Personal information
- Full name: Daniel Orzechowski
- Nationality: Brazil
- Born: June 1, 1985 (age 41) Joinville, Santa Catarina, Brazil
- Height: 1.90 m (6 ft 3 in)
- Weight: 87 kg (192 lb)

Sport
- Sport: Swimming
- Strokes: Backstroke

Medal record
Men's swimming
Representing Brazil
South American Games
| Silver medal – second place | 2006 Buenos Aires | 100 m backstroke |
| Silver medal – second place | 2006 Buenos Aires | 4x100 m medley |
| Bronze medal – third place | 2006 Buenos Aires | 50 m backstroke |
| Bronze medal – third place | 2010 Medellín | 50 m backstroke |
South American Championships
| Gold medal – first place | 2012 Belém | 50 m backstroke |

= Daniel Orzechowski =

Brazilian swimmer (born 1985)

Daniel Orzechowski (born 1 June 1985) is a Brazilian swimmer who has competed at World and Olympic level.

At the 2006 South American Games, he got the silver medal in the 100-metre backstroke, in the 4×100-metre medley, and bronze in the 50-metre backstroke.

At the 2010 South American Games, Daniel won the bronze medal in the 50-metre backstroke.
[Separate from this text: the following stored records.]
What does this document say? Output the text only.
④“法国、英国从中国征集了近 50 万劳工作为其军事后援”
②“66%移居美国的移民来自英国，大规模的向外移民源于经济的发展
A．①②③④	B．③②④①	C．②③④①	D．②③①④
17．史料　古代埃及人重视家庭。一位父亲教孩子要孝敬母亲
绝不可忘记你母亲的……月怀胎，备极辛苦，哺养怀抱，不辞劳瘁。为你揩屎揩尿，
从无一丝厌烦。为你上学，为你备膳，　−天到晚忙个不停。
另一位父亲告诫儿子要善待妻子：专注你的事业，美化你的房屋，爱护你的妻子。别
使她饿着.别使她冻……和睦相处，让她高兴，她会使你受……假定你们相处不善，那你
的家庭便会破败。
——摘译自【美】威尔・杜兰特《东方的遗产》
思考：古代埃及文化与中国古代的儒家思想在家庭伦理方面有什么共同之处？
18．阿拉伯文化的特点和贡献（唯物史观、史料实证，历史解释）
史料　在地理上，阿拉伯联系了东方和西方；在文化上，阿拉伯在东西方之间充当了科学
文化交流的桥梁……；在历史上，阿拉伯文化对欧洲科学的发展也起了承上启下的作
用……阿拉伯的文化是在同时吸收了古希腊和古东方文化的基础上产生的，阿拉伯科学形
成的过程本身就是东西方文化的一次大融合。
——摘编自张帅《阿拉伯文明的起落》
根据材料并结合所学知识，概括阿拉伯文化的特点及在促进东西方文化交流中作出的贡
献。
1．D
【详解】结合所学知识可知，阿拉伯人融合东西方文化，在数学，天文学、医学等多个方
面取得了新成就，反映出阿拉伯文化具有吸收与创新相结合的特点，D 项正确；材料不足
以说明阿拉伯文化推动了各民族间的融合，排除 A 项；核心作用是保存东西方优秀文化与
In April 2012, at the Maria Lenk Trophy, he broke the South American record of 50-metre backstroke, with the best time in the world at that stage of the year, 24.44 seconds.

He qualified for the 2012 Summer Olympics in London, in the 100-metre backstroke. Daniel finished in 28th place in the heats, failing to make the semi-finals.

At the 2012 FINA World Swimming Championships (25 m) in Istanbul, he reached the final of the 50-metre backstroke, placing 7th. He also ranked 18th in the 100-metre backstroke. Daniel also competed for the Brazilian 4×100-metre medley relay team, which qualified for the finals, finishing in 4th place.

At the 2013 World Aquatics Championships in Barcelona, he finished 6th in the 50-metre backstroke final and 21st in the 100-metre backstroke.